“Yeterli Olmak” Arzusu mu, Temassızlık Savunması mı?

Modern birey, içsel sahnesinde sıkça şu repliği tekrarlar: “Güçlü olmalıyım. Kimseye yük olmamalıyım. Her şeyi kendi başıma halletmeliyim.”

Bu söylem, kulağa büyüme ve özerklik arzusu gibi gelse de, çoğu zaman derinlerde daha ilkel korkuların izlerini taşır.

Çocuklukta yaşanan duygusal ihmal ya da koşullu kabul, bireyin zihninde şu izleri bırakabilir:
“Zayıflık gösterirsem sevilmem.”
“İhtiyacımı belli edersem terk edilirim.”
Bu nedenle kişi, en temel psikolojik ihtiyaçlarını bile bastırmayı öğrenir. Yardım istemek bir zafiyet, duygusal yakınlık bir risk haline gelir.

Kendiyle baş etme becerisi geliştirmek elbette ruhsal bir kazanımdır. Ancak bu beceri, duygusal izolasyonun zırhına dönüşüyorsa, gelişimden çok savunmayı temsil eder.
Gerçekte kişi, yalnız değil temassız bir hayatta sıkışır.

İlişkisel bağlar, yalnızca dışsal destek değil; içsel bütünlüğün de aynasıdır.

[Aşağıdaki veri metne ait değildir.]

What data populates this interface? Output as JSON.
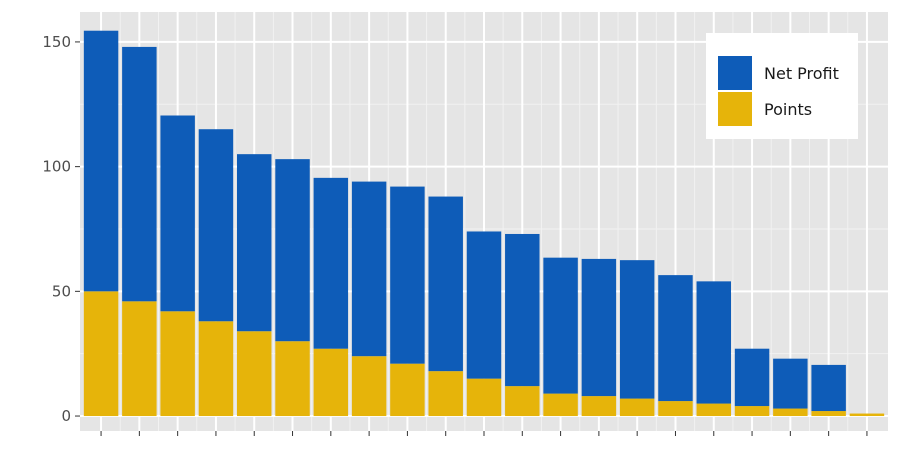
{
  "chart_data": {
    "type": "bar",
    "stacked": true,
    "categories": [
      "",
      "",
      "",
      "",
      "",
      "",
      "",
      "",
      "",
      "",
      "",
      "",
      "",
      "",
      "",
      "",
      "",
      "",
      "",
      "",
      ""
    ],
    "series": [
      {
        "name": "Points",
        "color": "#E6B40A",
        "values": [
          50,
          46,
          42,
          38,
          34,
          30,
          27,
          24,
          21,
          18,
          15,
          12,
          9,
          8,
          7,
          6,
          5,
          4,
          3,
          2,
          1
        ]
      },
      {
        "name": "Net Profit",
        "color": "#0E5CB8",
        "values": [
          104.5,
          102,
          78.5,
          77,
          71,
          73,
          68.5,
          70,
          71,
          70,
          59,
          61,
          54.5,
          55,
          55.5,
          50.5,
          49,
          23,
          20,
          18.5,
          0
        ]
      }
    ],
    "y_ticks": [
      0,
      50,
      100,
      150
    ],
    "ylim": [
      -6,
      162
    ],
    "grid": true,
    "legend": {
      "position": "top-right",
      "order": [
        "Net Profit",
        "Points"
      ]
    },
    "title": "",
    "xlabel": "",
    "ylabel": ""
  },
  "colors": {
    "panel_background": "#E5E5E5",
    "grid_major": "#FFFFFF",
    "grid_minor": "#F2F2F2"
  }
}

Bu anlamda, yardıma ihtiyaç duymak sağlıklıdır.
Birey kendini sadece kendi omuzlarında taşıdığında, içsel nesneleriyle diyaloğu da tek yönlü kalır. Oysa gerçek büyüme, hem içsel figürlerle hem de dışsal ilişkilerle kurulan canlı ve esnek bir temasla mümkündür.

Özetle:
Güç, dayanıklılık ve bireysel yeterlilik elbette değerlidir.
Ancak bu değerler, içsel yalnızlığın süslenmiş hâline dönüşüyorsa, altında gömülü olanlara bakmak gerekir.